Ganti Rugi Lahan Flyover Bulak Kapal Sempat Diundur, Pemkot Bekasi Targetkan Cair Pertengahan Juni

NETIZEN BEKASI – Kabar terbaru terkait proyek Flyover Bulak Kapal. Pemerintah Kota Bekasi memastikan pembayaran ganti rugi lahan bagi warga terdampak pembebasan lahan akan direalisasikan pada pertengahan Juni 2026.

Sebelumnya, pembayaran ditargetkan selesai pada akhir Mei. Namun jadwal tersebut mengalami penyesuaian setelah adanya sejumlah sanggahan dari pemilik lahan yang harus ditindaklanjuti oleh pemerintah.

Kepala Dinas Perumahan, Kawasan Permukiman, dan Pertanahan (Disperkimtan) Kota Bekasi, Widayat Subroto Hardi, mengatakan proses pembayaran belum dapat dilakukan karena masih ada keberatan yang diajukan warga terkait pembebasan lahan.
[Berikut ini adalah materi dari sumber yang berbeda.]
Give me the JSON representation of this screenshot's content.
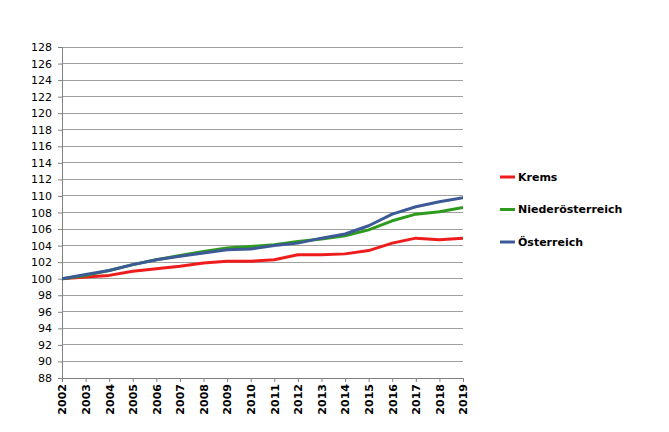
{
  "chart_data": {
    "type": "line",
    "categories": [
      "2002",
      "2003",
      "2004",
      "2005",
      "2006",
      "2007",
      "2008",
      "2009",
      "2010",
      "2011",
      "2012",
      "2013",
      "2014",
      "2015",
      "2016",
      "2017",
      "2018",
      "2019"
    ],
    "series": [
      {
        "name": "Krems",
        "color": "#ee1c1c",
        "values": [
          100,
          100.2,
          100.4,
          100.9,
          101.2,
          101.5,
          101.9,
          102.1,
          102.1,
          102.3,
          102.9,
          102.9,
          103.0,
          103.4,
          104.3,
          104.9,
          104.7,
          104.9
        ]
      },
      {
        "name": "Niederösterreich",
        "color": "#2e9a1e",
        "values": [
          100,
          100.4,
          101.0,
          101.7,
          102.3,
          102.8,
          103.3,
          103.7,
          103.9,
          104.1,
          104.5,
          104.8,
          105.2,
          105.9,
          107.0,
          107.8,
          108.1,
          108.6
        ]
      },
      {
        "name": "Österreich",
        "color": "#3c5b96",
        "values": [
          100,
          100.5,
          101.0,
          101.7,
          102.3,
          102.7,
          103.1,
          103.5,
          103.6,
          104.0,
          104.3,
          104.9,
          105.4,
          106.4,
          107.8,
          108.7,
          109.3,
          109.8
        ]
      }
    ],
    "ylim": [
      88,
      128
    ],
    "yticks": [
      88,
      90,
      92,
      94,
      96,
      98,
      100,
      102,
      104,
      106,
      108,
      110,
      112,
      114,
      116,
      118,
      120,
      122,
      124,
      126,
      128
    ],
    "grid": true,
    "legend": "right"
  }
}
“Karena kita belum melakukan pembayaran. Kemarin ada beberapa sanggahan yang diajukan oleh pemilik tanah yang perlu dibahas kembali untuk penyesuaian. Mudah-mudahan bisa segera terselesaikan,” kata Broto, Selasa (2/6/2026).

Menurutnya, Pemkot Bekasi berkomitmen menyelesaikan seluruh proses administrasi agar hak warga terdampak dapat segera diberikan. Saat ini, tahapan verifikasi dan penyesuaian data masih berlangsung.
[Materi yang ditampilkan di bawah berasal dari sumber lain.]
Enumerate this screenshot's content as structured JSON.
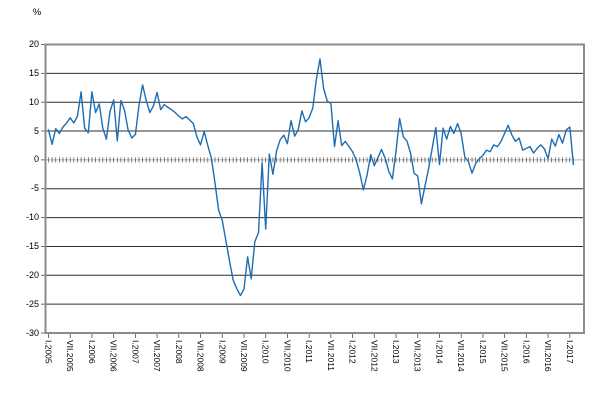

“Setelah semua rampung, akan segera kita bayarkan. Target kita, semoga pertengahan Juni seluruh administrasi pembayaran sudah final dan cair,” ujarnya.

Proyek Flyover Bulak Kapal sendiri membutuhkan pembebasan lahan seluas 10.637 meter persegi dengan total 73 bidang tanah terdampak. Lahan tersebut terdiri dari milik warga dan lahan Prasarana, Sarana, dan Utilitas Umum (PSU).

Sebaran lahan terdampak berada di tiga kelurahan, yakni 23 bidang di Margahayu, 21 bidang di Duren Jaya, dan 17 bidang di Aren Jaya. Flyover ini akan membentang sepanjang 768 meter, menghubungkan Jalan Joyo Martono dengan Jalan Pahlawan.

Di sisi lain, proses pembangunan fisik terus dipersiapkan. Dinas Bina Marga dan Sumber Daya Air (DBMSDA) Kota Bekasi menyebut Pemerintah Provinsi Jawa Barat akan memulai lelang konstruksi pada Juli 2026 dengan alokasi anggaran tahap awal sebesar Rp20 miliar.

Broto memastikan proses pembebasan lahan tidak akan menghambat agenda pembangunan. Pemkot menargetkan seluruh urusan ganti rugi selesai sebelum pekerjaan konstruksi dimulai pada Agustus mendatang.

Proyek Flyover Bulak Kapal yang menelan anggaran lebih dari Rp360 miliar ini menjadi salah satu infrastruktur strategis di Kota Bekasi. Selain diharapkan mampu mengurai kemacetan di kawasan Bekasi Timur, proyek tersebut juga mendukung pengembangan jalur Double-double Track (DDT) yang tengah dikerjakan PT KAI.